When integrating Workspace ONE UEM with directory services, you can determine which users can enroll devices into your corporate deployment.

You can restrict enrollment to only known users or to configured groups. Known users are users that exist in the UEM console. Configured groups are users associated to directory service groups if you opt to integrate with user groups. You can also limit the number of devices enrolled per organization group and save restrictions as a reusable policy.

These options are available by navigating to Groups & Settings > All Settings > Devices & Users > General > Enrollment and selecting the Restrictions tab. The Restrictions tab allows you to customize enrollment restriction policies by organization group and user group roles.

  • Create and assign existing enrollment Restrictions policies using the Policy Settings.
  • Assign the policy to a user group under the Group Assignment Settings area.
  • Blacklist or whitelist devices by platform, operating system, UDID, IMEI, and so on.

For information about integrating your directory services groups with Workspace ONE UEM, see Map Directory Services Group Information.

Setting Description
User Access Control

All user access control options are supported by Workspace ONE Direct Enrollment.

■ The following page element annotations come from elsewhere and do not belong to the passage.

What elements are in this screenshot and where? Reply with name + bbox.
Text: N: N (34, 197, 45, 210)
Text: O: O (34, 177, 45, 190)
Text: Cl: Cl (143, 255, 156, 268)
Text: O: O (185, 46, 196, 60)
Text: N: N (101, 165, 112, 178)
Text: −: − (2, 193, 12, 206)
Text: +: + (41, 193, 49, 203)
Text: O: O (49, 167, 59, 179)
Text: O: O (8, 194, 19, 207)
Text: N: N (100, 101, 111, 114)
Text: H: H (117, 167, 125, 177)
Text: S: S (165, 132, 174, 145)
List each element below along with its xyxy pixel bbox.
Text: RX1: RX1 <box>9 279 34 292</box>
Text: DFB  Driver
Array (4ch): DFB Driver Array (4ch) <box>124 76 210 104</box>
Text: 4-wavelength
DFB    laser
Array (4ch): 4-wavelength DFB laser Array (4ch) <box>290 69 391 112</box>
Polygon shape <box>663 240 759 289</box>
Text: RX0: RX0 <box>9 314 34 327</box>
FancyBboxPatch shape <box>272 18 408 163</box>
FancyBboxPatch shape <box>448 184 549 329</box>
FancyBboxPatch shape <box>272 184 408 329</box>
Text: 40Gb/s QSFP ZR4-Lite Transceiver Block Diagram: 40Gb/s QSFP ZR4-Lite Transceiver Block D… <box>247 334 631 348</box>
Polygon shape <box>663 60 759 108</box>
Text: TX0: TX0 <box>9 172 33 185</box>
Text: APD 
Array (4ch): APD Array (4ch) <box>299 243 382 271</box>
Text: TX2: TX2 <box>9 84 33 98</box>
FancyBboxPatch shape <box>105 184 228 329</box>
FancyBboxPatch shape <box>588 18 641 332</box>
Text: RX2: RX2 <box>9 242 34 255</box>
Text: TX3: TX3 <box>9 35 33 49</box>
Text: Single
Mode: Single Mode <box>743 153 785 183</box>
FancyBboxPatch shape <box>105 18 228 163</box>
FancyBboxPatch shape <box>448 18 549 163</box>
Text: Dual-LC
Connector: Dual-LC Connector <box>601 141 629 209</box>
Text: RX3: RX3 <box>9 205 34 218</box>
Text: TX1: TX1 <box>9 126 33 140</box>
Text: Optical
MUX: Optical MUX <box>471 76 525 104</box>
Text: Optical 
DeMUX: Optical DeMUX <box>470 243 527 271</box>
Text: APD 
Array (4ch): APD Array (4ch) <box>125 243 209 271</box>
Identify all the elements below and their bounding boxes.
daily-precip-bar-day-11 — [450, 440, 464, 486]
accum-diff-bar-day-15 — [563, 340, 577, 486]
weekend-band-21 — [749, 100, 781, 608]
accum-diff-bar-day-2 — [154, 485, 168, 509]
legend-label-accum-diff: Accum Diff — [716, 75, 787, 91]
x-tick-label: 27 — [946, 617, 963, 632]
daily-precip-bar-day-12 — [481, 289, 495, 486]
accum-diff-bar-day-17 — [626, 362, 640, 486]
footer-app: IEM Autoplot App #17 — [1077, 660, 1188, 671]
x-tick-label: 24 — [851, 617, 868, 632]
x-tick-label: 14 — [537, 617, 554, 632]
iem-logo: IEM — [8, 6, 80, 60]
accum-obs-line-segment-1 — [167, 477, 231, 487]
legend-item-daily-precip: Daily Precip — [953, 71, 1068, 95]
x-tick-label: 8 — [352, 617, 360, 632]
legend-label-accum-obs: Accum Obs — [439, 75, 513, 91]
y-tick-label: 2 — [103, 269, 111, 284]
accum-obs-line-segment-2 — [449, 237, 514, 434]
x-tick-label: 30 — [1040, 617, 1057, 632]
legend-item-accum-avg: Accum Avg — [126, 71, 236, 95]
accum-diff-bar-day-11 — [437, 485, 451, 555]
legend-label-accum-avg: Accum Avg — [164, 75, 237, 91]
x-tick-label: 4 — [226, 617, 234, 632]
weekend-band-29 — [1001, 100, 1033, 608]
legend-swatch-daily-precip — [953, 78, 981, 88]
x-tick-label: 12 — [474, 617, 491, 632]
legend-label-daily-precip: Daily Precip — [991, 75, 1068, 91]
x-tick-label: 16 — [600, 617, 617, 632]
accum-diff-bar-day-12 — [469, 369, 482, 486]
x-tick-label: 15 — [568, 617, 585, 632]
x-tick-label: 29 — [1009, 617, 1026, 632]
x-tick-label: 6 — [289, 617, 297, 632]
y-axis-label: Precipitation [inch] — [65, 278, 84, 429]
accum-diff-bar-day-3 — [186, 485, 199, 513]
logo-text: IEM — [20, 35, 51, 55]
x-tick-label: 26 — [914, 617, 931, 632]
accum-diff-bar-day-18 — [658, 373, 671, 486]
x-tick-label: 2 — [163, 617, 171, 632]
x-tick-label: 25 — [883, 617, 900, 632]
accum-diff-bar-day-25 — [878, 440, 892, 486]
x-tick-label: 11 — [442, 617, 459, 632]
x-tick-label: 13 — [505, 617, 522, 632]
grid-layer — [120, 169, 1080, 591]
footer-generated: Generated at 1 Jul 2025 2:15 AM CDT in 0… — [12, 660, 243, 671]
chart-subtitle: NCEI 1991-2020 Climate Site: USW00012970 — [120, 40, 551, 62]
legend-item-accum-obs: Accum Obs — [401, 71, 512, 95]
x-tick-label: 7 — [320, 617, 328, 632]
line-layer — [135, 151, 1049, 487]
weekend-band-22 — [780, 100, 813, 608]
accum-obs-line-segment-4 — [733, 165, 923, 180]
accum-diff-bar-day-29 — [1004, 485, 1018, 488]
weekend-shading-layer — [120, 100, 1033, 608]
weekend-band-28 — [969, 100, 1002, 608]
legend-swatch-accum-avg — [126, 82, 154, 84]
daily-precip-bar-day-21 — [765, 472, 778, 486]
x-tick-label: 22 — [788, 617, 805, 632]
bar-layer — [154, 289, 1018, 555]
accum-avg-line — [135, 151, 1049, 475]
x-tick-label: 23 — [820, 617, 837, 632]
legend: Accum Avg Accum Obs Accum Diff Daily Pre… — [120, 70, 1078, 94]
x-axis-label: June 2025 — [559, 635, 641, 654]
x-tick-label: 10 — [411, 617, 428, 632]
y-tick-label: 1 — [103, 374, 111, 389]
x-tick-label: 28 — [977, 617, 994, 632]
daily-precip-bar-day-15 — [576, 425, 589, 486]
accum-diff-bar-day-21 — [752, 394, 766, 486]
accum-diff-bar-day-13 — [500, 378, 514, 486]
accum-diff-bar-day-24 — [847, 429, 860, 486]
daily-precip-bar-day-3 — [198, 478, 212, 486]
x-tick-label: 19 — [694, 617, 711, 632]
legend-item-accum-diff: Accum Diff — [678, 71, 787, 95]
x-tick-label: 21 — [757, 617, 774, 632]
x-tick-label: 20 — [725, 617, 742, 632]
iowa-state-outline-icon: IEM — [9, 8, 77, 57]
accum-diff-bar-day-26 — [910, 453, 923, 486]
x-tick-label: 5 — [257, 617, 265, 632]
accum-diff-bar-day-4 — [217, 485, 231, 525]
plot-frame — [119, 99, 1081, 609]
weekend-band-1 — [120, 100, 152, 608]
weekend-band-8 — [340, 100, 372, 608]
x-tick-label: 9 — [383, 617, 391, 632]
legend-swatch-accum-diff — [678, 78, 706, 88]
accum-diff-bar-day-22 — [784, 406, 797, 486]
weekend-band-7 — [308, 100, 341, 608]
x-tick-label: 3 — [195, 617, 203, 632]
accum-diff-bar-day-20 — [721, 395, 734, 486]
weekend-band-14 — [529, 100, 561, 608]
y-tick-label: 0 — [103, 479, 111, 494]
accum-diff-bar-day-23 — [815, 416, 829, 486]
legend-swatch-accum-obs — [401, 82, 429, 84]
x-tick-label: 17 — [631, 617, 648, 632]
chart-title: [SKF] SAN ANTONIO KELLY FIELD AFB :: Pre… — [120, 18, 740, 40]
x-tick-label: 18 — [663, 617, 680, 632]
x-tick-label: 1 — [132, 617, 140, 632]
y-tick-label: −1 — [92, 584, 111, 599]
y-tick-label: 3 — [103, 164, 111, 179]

Restrict Enrollment to Known Users – Enable to restrict enrollment only to users that already exist in the UEM console. This applies to directory users you manually added to the UEM console one by one or through batch import. It can also be used to lock down enrollment after an initial deployment that allowed anyone to enroll. This enables you to selectively allow users to enroll.

Disable this option to allow all directory users who do not already exist in the UEM console to enroll into Workspace ONE UEM. User accounts are automatically created during enrollment.

Restrict Enrollment to Configured Groups – Enable to restrict enrollment and only allow users belonging to All Groups or Selected Groups (if you have integrated with user groups) to enroll devices. You should not select this option if you have not integrated with your directory services user groups.

Disable this option to allow all directory users to create new Workspace ONE UEM user accounts during enrollment. In addition, you can select the Enterprise Wipe devices of users that are removed from configured groups option to automatically enterprise wipe any devices not belonging to any user group (if All Groups is selected) or a particular user group (if Selected Groups is selected).

One option for integrating with user groups is to create an "MDM Approved" directory service group, import it to Workspace ONE UEM, then add existing directory service user groups to the "MDM Approved" group as they become eligible for Workspace ONE UEM.

Set limit for maximum enrolled devices at this OG and below

Enable and Enter Device Limit to limit the number of devices allowed to enroll in the current organization group (OG).

Setting a maximum enrolled devices is supported by Workspace ONE Direct Enrollment.


Restrictions do not apply for iOS devices enrolled through Apple's Device Enrollment Program (DEP), because the required device information is only received after the device has been enrolled.